Cure her of what? she almost asks. Then survival instinct kicks in and she bites her tongue before she can say the stupid thing. There is only one disease that afflicts her in his eyes, only one poison he would journey halfway across the world to have drawn out of his little girl.
A cure. A cure. For orogeny? She hardly knows what to think. Be… other than what she is? Be normal? Is that even possible?

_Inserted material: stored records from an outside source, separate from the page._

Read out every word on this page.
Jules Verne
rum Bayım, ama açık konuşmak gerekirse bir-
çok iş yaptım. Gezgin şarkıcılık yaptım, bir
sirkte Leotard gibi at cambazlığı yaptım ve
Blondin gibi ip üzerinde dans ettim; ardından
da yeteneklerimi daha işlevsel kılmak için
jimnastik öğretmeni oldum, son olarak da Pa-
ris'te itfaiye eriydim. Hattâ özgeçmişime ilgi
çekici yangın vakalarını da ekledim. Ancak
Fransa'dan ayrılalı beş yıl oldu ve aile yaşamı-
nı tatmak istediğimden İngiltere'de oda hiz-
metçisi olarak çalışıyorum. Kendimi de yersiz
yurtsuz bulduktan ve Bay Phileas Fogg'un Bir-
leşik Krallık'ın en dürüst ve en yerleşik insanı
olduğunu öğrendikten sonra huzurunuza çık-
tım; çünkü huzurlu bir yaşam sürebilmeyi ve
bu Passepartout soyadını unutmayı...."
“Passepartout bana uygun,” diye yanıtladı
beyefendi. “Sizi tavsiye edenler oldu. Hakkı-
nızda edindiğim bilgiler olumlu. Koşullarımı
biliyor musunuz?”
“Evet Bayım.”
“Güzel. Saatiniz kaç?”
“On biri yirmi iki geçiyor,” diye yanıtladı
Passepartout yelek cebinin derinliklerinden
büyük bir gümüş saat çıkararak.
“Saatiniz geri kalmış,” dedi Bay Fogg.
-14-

She’s so stunned that she forgets to watch her father for a moment. When she remembers, she shivers, because he has been watching her. He nods in satisfaction at the look on her face, though. Her surprise is what he wanted to see: that or maybe wonder, or pleasure. He would have reacted poorly to dislike or fear.
“How?” she asks. Curiosity he can tolerate.
“I don’t know. But I heard about it from travelers, before.” Just as there is only one your kind that he ever means, there’s only one before that matters, for both of them. “They say it’s been around for maybe the last five or ten years.”
“But what about the Fulcrum?” She shakes her head, confused. If anywhere, she would have thought…
Daddy’s face twists. “Trained, leashed animals are still animals.” He turns back to the rise of flowing stone. “I want my little girl back.”
I haven’t gone anywhere, Nassun thinks, but knows better than to say.
There’s no path to illustrate the way to go, no signs to indicate anything nearby. Part of that could be Seasonal defenses; they’ve seen a few comms that protected themselves not just with walls but seemingly insurmountable obstacles and camouflage. Doubtless the members of the comm know some secret way to get up to the plateau, but without this knowledge, Nassun and Jija are left with a puzzle to solve. There’s also no easy way past the rise; they could go around it, see if there are steps on the other side, but that might take days.